Mark 9:29

“A spirit of this kind,” he said, “can be driven out only by prayer.” 


prayer prayer
you think
we forgot
to pray

no way
we used
your words
exactly true

well drawls Jimmy Jesus
words are the least of prayer
they are but echoes
of a lived connection

did I pray or not
with direct address and command
here’s your next assignment
learn to pray without prayer

of course
prayless prayer
requires presence
beyond results


Earlier we proposed that Jesus’ command to the spirit of muteness was a prayer. Now it is important to look past the surface to questions about prayer being less formal than spoken or cast more widely.

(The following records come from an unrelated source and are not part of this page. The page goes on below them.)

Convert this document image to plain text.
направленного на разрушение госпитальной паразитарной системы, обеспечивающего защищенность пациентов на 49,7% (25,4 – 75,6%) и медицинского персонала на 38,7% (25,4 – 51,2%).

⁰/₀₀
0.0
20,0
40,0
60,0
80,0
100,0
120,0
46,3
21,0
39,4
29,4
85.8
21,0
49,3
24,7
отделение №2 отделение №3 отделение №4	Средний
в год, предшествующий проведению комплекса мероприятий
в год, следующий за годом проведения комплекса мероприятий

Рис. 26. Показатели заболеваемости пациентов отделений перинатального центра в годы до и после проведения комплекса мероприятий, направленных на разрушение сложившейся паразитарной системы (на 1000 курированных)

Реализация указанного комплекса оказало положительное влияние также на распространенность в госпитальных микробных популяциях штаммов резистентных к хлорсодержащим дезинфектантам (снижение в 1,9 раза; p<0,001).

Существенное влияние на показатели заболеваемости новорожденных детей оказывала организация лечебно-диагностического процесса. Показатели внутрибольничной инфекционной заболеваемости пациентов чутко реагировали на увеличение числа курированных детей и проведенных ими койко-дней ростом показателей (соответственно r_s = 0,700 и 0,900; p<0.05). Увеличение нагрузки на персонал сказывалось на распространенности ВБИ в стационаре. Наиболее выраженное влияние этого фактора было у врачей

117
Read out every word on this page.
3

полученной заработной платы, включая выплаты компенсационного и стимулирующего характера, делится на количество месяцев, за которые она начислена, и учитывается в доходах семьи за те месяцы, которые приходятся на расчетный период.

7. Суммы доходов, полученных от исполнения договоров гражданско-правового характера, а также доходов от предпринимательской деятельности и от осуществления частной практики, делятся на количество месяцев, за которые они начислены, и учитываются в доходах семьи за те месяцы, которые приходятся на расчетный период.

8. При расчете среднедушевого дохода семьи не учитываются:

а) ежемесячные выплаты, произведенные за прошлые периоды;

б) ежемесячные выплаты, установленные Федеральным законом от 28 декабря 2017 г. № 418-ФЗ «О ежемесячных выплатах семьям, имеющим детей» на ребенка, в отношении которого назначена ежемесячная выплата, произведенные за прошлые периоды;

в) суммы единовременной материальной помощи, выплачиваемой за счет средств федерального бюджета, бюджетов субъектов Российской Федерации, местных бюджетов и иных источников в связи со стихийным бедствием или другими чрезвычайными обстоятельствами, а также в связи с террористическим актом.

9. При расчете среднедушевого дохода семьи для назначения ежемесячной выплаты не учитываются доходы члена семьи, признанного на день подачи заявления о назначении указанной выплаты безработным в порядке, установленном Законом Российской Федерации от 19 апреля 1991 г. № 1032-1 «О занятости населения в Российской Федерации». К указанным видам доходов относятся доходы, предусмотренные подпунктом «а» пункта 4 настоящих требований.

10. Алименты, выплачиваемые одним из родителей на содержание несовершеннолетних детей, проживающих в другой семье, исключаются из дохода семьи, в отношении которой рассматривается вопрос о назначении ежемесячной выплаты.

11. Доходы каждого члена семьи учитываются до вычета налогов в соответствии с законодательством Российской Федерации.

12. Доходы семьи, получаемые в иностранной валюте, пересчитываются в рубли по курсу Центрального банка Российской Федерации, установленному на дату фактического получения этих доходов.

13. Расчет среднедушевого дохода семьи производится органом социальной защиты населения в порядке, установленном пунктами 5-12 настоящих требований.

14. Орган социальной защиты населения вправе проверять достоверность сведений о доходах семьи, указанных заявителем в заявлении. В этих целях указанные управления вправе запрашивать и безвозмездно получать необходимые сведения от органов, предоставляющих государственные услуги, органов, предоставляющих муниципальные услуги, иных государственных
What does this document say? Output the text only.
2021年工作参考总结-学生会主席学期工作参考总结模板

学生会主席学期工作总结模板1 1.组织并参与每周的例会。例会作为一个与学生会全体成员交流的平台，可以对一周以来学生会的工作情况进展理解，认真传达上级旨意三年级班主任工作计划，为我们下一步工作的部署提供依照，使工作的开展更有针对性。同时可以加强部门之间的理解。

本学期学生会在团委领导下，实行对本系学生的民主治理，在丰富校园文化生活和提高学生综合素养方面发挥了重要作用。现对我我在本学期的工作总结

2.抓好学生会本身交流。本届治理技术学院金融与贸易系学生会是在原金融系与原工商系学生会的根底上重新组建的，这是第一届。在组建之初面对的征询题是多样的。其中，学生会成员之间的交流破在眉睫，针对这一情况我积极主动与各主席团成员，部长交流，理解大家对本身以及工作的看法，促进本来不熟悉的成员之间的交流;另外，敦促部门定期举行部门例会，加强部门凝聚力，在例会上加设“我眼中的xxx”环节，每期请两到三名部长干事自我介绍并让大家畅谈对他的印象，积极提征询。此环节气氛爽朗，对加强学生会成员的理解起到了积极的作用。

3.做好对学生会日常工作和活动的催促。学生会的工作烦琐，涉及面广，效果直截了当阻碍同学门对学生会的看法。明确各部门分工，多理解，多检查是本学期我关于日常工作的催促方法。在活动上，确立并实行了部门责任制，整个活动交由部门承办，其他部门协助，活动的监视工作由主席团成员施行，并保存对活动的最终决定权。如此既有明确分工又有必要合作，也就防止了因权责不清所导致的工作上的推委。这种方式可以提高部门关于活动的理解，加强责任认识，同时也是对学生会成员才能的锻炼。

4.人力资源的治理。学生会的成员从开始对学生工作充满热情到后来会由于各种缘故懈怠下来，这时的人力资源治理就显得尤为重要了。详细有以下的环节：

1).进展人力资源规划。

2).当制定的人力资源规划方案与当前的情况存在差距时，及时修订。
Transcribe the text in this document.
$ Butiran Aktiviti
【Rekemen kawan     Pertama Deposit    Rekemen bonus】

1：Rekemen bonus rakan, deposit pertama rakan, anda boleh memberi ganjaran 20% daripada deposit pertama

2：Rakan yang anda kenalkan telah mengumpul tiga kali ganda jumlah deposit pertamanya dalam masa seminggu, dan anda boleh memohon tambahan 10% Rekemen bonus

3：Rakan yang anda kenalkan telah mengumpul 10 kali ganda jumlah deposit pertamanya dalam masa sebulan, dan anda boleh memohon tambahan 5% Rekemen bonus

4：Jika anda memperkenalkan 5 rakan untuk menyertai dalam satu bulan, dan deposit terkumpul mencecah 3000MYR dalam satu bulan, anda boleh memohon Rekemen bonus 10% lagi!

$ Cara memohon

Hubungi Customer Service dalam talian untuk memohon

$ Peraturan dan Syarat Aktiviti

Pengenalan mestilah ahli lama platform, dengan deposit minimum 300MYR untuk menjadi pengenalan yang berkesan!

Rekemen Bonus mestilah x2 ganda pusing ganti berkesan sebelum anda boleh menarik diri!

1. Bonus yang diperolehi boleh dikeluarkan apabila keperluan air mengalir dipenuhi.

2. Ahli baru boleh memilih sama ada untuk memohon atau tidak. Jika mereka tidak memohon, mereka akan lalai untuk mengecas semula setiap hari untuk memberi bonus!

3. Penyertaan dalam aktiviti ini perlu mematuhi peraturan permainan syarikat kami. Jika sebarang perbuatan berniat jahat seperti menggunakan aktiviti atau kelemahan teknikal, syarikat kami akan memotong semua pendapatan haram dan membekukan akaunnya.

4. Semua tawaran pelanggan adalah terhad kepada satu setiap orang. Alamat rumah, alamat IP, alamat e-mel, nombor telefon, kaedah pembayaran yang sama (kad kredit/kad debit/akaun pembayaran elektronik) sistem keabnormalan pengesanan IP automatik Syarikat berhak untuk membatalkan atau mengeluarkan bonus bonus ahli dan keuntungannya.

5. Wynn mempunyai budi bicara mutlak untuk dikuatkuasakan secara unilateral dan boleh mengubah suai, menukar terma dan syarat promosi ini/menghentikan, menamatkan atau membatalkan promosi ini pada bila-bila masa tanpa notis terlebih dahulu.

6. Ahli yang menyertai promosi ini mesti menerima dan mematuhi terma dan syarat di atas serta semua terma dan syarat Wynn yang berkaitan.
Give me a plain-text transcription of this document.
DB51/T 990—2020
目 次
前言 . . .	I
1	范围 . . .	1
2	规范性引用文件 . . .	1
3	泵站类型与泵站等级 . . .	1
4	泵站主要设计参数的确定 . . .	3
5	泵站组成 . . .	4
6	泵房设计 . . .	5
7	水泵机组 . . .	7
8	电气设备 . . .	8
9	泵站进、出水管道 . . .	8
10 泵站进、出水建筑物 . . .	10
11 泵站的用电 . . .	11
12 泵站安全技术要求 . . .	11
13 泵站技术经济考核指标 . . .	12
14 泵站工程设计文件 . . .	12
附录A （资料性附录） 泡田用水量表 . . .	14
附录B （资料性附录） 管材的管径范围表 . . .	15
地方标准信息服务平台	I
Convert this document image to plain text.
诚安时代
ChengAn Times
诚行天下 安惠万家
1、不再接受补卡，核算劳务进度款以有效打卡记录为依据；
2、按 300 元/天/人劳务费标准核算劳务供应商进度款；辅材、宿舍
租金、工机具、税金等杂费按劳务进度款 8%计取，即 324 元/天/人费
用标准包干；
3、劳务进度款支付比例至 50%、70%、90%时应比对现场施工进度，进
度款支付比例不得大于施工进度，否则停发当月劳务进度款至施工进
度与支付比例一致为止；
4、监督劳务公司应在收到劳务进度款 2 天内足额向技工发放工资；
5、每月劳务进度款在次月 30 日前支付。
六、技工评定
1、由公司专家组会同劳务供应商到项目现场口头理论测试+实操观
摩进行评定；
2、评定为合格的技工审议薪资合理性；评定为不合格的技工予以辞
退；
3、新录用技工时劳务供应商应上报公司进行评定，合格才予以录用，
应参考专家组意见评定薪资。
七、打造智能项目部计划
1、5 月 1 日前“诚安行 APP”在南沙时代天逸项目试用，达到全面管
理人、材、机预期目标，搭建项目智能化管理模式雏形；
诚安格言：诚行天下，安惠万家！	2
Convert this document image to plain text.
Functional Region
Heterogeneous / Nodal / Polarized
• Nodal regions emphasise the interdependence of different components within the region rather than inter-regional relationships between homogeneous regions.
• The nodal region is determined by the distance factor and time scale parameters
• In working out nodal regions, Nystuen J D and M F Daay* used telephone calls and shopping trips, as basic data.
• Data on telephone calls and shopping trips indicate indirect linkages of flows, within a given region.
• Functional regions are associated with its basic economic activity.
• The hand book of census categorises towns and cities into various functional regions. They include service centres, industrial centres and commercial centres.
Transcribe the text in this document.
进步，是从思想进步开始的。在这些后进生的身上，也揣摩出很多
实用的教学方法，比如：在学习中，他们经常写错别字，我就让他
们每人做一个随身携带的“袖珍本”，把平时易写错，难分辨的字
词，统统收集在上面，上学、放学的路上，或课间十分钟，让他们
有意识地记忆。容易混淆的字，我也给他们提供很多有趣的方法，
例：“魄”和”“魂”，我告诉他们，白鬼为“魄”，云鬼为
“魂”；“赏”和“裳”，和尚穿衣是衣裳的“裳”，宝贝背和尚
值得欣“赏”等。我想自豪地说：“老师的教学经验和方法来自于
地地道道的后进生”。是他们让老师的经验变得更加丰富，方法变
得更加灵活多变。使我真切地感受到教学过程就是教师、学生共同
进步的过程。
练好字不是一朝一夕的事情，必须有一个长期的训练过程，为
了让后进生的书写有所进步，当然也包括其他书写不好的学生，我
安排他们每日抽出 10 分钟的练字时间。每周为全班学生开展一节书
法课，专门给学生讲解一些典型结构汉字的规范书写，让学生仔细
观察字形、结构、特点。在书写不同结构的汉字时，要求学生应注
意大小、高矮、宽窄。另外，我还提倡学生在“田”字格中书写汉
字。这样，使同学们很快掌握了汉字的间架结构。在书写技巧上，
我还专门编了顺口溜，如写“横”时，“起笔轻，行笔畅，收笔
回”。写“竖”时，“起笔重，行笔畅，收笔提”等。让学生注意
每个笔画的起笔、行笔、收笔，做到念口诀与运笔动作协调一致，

Was prayer a whole constellation of being that then surfaces in words? What was missing in what Philippians 2:5 calls the “mind of Christ”. Without a consciousness of this “mind” or “being”, unformed prayer that goes beyond intention is not able to coalesce.

Many commentators identify the request of the parent to help their “unbelief” as the prayer referred to here.

This connects faith and its organization as a catalyst in healings. There have been prior examples of the faith of another being an important component of healing.

Faith and prayer are just ambiguous enough to have us think we know what they are and can mobilize them to get our way.

Myers115 is helpful about unbelief not being “incorrect doctrine”:

For Mark, unbelief is the despair that is dictated to us by the powers and principalities of this world. Unbelief is a life script that is fixed and says to us that nothing can really change. If we accept this life script and the despair that comes with it, the revolutionary vision and practice of the gospel are rendered impotent.
Prayer for Mark is that personal and communal struggle against this temptation to despair. It is wrestling with the demons within us that tempts us to abandon the way of Jesus. Prayer is naming and casting out the demons that silence us and make us docile before the status quo of self and society.